Homogenization of Microstructure and Improvement of Mechanical Properties in Cu-Al and Cu-Si Binary Alloys by Rheocasting

Abstract

An investigation is made on the homogenization of microstructure and the improvement of mechanical properties in Cu-Al binary alloys containing 8, 9, 9.5 and 10 mass% aluminum and Cu-7 mass%Si alloy produced by the vacuum rheocasting in which solidifying alloys are vigorously agitated at high rotation speeds from 16 to 60 rev/s of a stirrer immersed in the alloys. The results are as follows. The torque values in Cu-8%Al and Cu-7%Si alloys with rotation of stirrer at a speed of 50 s⁻¹ are higher than those at a speed of 25 s⁻¹. Homogeneous microstructures are formed by fragmentation of columnar dendritic crystals by the rotation of stirrer at high speeds during the solidification of Cu-8%Al, Cu-9%Al and Cu-9.5%Al alloys. Oval primary solid particles coexisting with eutectoid are observed in the rheocast Cu-Al alloys.
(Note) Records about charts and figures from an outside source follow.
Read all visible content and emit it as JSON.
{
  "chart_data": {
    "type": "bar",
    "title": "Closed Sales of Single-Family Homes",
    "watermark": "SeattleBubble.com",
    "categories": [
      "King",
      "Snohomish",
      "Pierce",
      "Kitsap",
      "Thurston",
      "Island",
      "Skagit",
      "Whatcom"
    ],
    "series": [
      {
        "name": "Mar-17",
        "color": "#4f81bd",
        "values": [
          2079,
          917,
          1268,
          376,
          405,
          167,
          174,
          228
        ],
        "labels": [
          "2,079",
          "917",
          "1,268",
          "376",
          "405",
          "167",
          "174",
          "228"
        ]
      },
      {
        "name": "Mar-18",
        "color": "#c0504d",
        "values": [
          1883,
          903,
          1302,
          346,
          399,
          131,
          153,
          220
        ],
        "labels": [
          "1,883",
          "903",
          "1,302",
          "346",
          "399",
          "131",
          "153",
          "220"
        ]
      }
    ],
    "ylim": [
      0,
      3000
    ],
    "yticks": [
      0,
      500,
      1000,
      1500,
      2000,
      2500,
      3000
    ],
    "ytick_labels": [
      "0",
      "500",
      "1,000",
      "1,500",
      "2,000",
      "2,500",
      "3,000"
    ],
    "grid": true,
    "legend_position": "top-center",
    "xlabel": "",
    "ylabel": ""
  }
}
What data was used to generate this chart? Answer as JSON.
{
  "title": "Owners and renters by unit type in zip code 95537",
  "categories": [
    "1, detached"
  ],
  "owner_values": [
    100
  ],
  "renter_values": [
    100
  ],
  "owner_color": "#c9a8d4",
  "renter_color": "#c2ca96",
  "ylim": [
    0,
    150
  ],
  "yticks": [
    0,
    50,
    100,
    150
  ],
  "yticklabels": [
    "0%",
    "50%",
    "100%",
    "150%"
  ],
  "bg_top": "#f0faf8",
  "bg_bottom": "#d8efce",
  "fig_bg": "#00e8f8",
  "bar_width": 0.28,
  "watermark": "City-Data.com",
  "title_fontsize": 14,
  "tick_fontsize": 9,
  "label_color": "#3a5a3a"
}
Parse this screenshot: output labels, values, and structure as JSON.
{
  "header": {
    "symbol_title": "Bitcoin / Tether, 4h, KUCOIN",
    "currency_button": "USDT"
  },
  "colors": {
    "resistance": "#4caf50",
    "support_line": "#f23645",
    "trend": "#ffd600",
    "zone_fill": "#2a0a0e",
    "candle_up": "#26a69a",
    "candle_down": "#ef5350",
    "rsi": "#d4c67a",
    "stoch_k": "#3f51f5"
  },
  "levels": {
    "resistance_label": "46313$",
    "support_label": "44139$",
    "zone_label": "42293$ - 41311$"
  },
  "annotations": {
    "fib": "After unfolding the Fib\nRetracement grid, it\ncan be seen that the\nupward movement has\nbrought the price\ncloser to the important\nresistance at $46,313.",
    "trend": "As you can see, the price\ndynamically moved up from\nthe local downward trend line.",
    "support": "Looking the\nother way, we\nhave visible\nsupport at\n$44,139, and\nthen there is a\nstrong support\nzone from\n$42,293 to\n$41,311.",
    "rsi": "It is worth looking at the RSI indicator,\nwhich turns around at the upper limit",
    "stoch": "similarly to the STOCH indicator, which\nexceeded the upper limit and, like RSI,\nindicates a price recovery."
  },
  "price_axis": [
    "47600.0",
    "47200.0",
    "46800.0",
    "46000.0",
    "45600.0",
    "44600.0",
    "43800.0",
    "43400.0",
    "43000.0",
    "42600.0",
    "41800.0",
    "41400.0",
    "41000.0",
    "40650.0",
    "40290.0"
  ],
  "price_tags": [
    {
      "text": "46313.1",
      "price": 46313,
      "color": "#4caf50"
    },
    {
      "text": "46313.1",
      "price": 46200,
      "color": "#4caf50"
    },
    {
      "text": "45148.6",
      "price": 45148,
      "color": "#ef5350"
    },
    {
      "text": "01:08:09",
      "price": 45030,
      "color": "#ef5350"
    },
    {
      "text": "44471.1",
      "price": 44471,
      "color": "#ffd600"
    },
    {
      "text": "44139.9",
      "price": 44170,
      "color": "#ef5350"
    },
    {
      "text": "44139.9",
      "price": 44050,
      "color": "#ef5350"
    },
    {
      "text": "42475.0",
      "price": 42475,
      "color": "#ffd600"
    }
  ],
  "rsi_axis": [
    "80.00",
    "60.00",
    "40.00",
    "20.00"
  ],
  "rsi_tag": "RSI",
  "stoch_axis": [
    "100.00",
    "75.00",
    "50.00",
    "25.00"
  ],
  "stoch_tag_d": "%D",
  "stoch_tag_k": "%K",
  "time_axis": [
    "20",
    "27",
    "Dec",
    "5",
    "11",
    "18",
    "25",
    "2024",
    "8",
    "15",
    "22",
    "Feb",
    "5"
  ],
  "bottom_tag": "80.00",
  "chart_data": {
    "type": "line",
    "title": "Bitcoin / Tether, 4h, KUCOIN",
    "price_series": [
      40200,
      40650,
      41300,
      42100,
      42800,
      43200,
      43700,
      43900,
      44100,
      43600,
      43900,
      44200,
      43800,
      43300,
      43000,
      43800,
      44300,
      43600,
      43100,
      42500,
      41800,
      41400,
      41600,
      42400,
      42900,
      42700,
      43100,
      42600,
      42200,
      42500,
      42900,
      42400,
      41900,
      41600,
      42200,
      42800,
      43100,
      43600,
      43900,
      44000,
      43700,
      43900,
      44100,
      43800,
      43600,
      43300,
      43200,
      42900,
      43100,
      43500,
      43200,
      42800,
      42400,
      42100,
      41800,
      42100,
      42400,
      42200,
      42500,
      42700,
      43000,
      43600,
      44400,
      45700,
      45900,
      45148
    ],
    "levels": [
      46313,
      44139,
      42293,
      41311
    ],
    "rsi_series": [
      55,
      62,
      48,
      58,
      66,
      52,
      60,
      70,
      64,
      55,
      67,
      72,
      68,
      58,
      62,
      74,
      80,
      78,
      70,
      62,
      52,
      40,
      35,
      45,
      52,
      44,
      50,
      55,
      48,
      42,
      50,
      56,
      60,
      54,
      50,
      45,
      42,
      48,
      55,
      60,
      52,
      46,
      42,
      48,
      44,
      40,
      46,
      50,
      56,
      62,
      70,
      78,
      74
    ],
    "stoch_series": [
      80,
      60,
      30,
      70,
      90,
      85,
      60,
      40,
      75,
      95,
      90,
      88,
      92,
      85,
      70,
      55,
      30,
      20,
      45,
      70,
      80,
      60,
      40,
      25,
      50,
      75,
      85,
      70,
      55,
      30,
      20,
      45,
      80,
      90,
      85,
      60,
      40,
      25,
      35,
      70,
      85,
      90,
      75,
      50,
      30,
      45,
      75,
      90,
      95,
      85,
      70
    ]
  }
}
The elongation values for a strain rate of 1.85×10⁻⁴ s⁻¹ at 973 K are 162% in Cu-8%Al alloy rheocast at a rotation speed of 50 s⁻¹, 178% in Cu-9.5%Al alloy rheocast at 60 s⁻¹, 174% in Cu-10%Al alloy rheocast at 40 s⁻¹ and 141% in Cu-7%Si alloy rheocast at 25 s⁻¹. The elongation values for a strain rate of 1.85×10⁻⁴ s⁻¹ at 1073 K are 176% in Cu-8%Al alloy rheocast at rotation speed of 25 s⁻¹, 148% in Cu-9%Al alloy rheocast at 40 s⁻¹ and 192% in Cu-7%Si alloy rheocast at 25 s⁻¹. It is also found that the ductility in Cu-Al and Cu-Si alloys at elevated temperatures is strongly improved only by the high-speed rheocasting in comparison with the mechanical properties in their rheocast alloy ingots with those in the conventionally cast ones.